I was thinking to myself, this reads like the literature of a totalitarian government. This reads like a first-person dispatch from an authoritarian state. This reads like something from a sci-fi novel about some dystopic future.

One of the themes that emerges in that kind of literature is a kind of bureaucratic state that's faceless and incomprehensible. The idea of these kind of like these men with suits or men in uniform who show up and they wield this completely arbitrary power that can crush someone’s life. That goes back to The Trial of Joseph K. by Kafka, and it’s an emerging theme in a lot of the Soviet literature about the experience of the Soviet state that was just completely arbitrary and capricious. It shows up in 1984, just this idea that you’re living your life, you’re doing something, and then all of a sudden, the state can come in and wrench your life apart, and completely [upend] it.

There’s a knock at the door. There’s a call that comes in. There’s a person who gets out of a car and calls your name, and the next thing you know, you’re in handcuffs. That idea of tyranny hanging over people, kind of absurdist tyranny is a really through lining when we think about the kind of societies that we aren’t, non-free societies, societies under the sway of totalitarian regimes, authoritarian regimes, dictatorships, et cetera.

Now notice something: As Hayes elaborates his horror at the separation of mother from child, he seems to arrive at a conclusion that there is something inherently oppressive about any kind of immigration rule at all. The “men in suits or men in uniform” he speaks of do not just “show up.” The border crosser goes to them. She is not just “living her life … and then all of a sudden, the state can come in and wrench your life apart.” She, of her own volition, traveled hundreds of miles to challenge the authority of a foreign state to police its frontiers. When her challenge failed—when she was apprehended and detained—what happened next must have felt harsh and frightening. But dictatorial? Totalitarian? In democracies, too, the wrong side of the law is an inescapably uncomfortable place to find yourself.

Trump and his brutish methods are radicalizing his opponents. But those opponents still retain the choice not to be radicalized. The spreading view that immigration is a civil right and that immigration enforcement is totalitarian is an attack on democratic legality. It subordinates rules and norms to desires and passions. It is also a corrosion of the ideal of a constitutional state. Social-media outrage is manipulative and dangerous even when it appeals to generous sentiments. The generous sentiment quickly becomes a foundation for yet more of the division and anger ripping apart this American community.
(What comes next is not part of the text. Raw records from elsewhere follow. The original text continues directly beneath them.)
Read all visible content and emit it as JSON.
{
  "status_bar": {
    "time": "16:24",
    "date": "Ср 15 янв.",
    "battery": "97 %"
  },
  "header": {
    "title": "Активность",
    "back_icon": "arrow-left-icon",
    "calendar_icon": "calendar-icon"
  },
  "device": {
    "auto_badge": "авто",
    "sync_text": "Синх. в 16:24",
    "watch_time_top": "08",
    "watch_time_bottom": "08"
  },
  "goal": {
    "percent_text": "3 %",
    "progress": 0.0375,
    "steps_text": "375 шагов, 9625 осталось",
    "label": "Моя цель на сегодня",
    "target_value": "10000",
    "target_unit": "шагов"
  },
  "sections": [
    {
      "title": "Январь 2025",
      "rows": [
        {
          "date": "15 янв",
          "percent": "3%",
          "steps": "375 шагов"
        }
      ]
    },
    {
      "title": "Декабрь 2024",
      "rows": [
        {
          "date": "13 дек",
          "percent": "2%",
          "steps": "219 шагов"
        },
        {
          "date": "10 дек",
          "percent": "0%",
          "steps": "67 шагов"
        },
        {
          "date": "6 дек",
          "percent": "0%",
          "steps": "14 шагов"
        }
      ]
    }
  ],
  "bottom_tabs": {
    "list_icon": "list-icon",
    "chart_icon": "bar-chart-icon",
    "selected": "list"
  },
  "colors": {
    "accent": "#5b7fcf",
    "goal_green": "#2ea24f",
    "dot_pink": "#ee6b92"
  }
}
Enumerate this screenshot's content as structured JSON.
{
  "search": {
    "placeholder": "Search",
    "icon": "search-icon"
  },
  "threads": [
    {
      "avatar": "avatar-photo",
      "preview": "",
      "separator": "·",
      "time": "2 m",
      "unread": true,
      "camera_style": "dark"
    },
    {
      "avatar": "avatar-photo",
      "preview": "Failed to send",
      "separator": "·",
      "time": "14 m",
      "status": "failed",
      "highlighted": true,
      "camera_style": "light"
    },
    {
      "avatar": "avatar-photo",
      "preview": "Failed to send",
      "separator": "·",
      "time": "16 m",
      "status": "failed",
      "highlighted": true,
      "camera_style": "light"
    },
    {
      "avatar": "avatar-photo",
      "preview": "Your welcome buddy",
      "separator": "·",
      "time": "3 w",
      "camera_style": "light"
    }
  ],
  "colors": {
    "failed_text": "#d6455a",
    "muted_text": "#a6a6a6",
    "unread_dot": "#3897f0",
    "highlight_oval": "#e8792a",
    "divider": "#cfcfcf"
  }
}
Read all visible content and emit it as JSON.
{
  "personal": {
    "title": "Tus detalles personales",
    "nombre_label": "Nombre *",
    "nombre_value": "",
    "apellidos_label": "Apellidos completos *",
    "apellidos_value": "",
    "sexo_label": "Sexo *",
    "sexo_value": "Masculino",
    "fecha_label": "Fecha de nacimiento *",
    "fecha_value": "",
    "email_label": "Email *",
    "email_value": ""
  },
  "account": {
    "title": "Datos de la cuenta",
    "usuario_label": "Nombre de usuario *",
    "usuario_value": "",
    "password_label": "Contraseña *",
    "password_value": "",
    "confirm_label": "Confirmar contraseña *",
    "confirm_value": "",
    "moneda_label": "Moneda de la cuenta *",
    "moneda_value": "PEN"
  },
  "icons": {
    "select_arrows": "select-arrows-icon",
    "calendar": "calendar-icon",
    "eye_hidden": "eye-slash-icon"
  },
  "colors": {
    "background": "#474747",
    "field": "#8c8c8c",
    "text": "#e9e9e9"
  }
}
I was born in one country and am now a resident of another. So was my mother. So were all four of my four grandparents. I speak from inside the issue, and I am here to plead: Understand its power for good and for harm. In Europe and America, border laxness has empowered extremism—and trying to counter that extremism with still more extremism will do no good for any principle of freedom.

When managed lawfully and in reasonable numbers, immigration can be a tremendous addition to a society’s dynamism, wealth, and power. But management is indispensable. Legality is indispensable. Immigration control is both conservative and progressive: progressive because it enhances equality and mobility; conservative because it binds societies more cohesively together and strengthens the connection between a society’s past and its future.

It’s not easy to decide what to do about the accelerating surge of illegal immigration from Central America—or about the surges that will soon follow from the rest of the planet if the present surge is not checked. But the decision will surely be better made by means of rational discussion than in response to emotive images. You want to be different from Donald Trump? Fine. Do what he does not do: Think.

David Frum is a staff writer at The Atlantic.